The celebrated chef and star of Hell’s Kitchen is in Jamaica staying at his favourite place, Royal Plantation with a Gourmet magazine crew in tow and has been up cooking and observing since the crack of dawn. He looks tired and somewhat distracted (food writer Monica Eng is eager to complete a few recipes ahead of tomorrow’s shoot) but continues, “Removing the ego from the plate allows Mother Nature to become the true artist and this is where I am right now and that is why I feel so much at home here in Jamaica.
Jamaica brings out the best in me, there’s a special kind of spirituality and that’s what I want to see in the food here – Jamaican, sophisticated, but humble and intelligent. I hate the snobbery of food and particularly food that’s overworked.

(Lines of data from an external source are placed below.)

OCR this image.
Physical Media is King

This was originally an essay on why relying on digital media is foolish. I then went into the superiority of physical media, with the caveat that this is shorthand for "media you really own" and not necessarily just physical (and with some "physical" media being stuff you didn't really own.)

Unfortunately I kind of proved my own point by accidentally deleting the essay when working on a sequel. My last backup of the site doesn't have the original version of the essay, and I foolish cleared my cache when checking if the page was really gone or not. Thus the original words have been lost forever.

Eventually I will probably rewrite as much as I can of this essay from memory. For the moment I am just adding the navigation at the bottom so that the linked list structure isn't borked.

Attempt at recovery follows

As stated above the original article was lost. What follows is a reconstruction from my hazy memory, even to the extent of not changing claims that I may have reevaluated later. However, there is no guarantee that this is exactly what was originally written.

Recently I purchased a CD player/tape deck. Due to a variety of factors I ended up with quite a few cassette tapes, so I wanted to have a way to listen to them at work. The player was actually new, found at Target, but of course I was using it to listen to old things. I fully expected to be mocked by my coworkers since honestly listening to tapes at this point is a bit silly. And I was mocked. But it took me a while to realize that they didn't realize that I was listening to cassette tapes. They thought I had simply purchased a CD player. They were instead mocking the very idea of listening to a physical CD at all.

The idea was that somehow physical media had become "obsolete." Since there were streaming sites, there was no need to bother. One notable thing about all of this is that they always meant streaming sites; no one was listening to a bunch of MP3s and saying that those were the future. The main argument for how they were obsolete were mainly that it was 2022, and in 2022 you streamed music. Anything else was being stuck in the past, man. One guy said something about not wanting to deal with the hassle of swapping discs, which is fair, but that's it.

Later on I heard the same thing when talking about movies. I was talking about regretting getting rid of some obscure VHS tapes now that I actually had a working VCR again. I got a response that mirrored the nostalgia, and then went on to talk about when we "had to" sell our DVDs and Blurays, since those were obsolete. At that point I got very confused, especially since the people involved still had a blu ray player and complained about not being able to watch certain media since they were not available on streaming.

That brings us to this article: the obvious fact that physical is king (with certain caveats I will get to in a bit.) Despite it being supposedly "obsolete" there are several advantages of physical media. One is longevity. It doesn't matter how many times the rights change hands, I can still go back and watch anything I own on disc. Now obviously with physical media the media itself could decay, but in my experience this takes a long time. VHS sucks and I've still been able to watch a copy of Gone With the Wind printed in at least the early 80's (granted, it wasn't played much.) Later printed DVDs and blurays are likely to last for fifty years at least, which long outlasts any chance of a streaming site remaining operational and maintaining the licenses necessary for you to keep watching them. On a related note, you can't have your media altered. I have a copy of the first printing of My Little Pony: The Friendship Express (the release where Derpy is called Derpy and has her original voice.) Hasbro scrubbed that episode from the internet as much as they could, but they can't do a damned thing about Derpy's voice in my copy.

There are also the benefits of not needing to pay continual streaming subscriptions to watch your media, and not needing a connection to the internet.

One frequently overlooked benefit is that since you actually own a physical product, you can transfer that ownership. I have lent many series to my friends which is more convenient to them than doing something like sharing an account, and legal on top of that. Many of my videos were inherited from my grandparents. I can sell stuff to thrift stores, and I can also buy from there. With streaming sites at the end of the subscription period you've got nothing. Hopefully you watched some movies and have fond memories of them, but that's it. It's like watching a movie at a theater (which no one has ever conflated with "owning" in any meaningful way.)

Chefs are insecure and paint pictures on huge plates to hide their lack of technical ability. They’re doing it for themselves, not for their guests.if you force things in life, they break. allow people to simply enjoy their meal.”
Quite a revelation from a man who makes no apologies for once throwing out food critics for wearing bicycle-clips, and who ‘fesses up to three wives and four children without missing a beat. But that was before stepping away from the range, from being a prisoner of the world he had created. “I could live a lie, continue charging whatever I felt like charging or give it all up and spend time with my family.” White gave it all up and rediscovered life – ” I played in the fields, stalked deer, and fished, for five years. it took me this long to discover who I really was.” With all the changed-man spiritual spoutings, it is the irreverence, the sprinkling of expletives and the contradictions that we love.
“I’m a socialist in my heart and a capitalist in my head,” he explains in between mouthfuls of pizzaiola emulsion (seared meatball). There’s mutual agreement, however, when he adds ahead of goodnight kisses, “Good people, Good Food – that’s Jamaica.”
Editor’s Note: Marco Pierre White will reveal the magic of Jamaica’s culinary landscape, including his beloved Royal Plantation come Spring 2008 in Gourmet magazine. There are plans too for more visits to the island.
Marco Pierre White on losing the traditional craft skills.
The problem is chefs want to be chefs immediately. It’s all about becoming an instant celeb. As an apprentice I’d watch the butcher handle the meat, learning knife disciplines by getting scraps of meat off the bone, to make mince for the staff shepherd’s pie. I’d chop bones for stock. I think it’s important for young chefs to see meat on the hoof. You can move on to portion control after a while. I’d have sacks of peas to pod. It taught you how to be quick and organised.
On Hell’s Kitchen.
I’m doing Hell’s Kitchen not to turn people into great cooks, but to inspire them to want to cook. I can’t turn someone into a three-star chef, but I can give them some understanding, some appreciation. We all have different ways of expressing ourselves. I want my emphasis to be on the food and the kitchens rather than the swearing.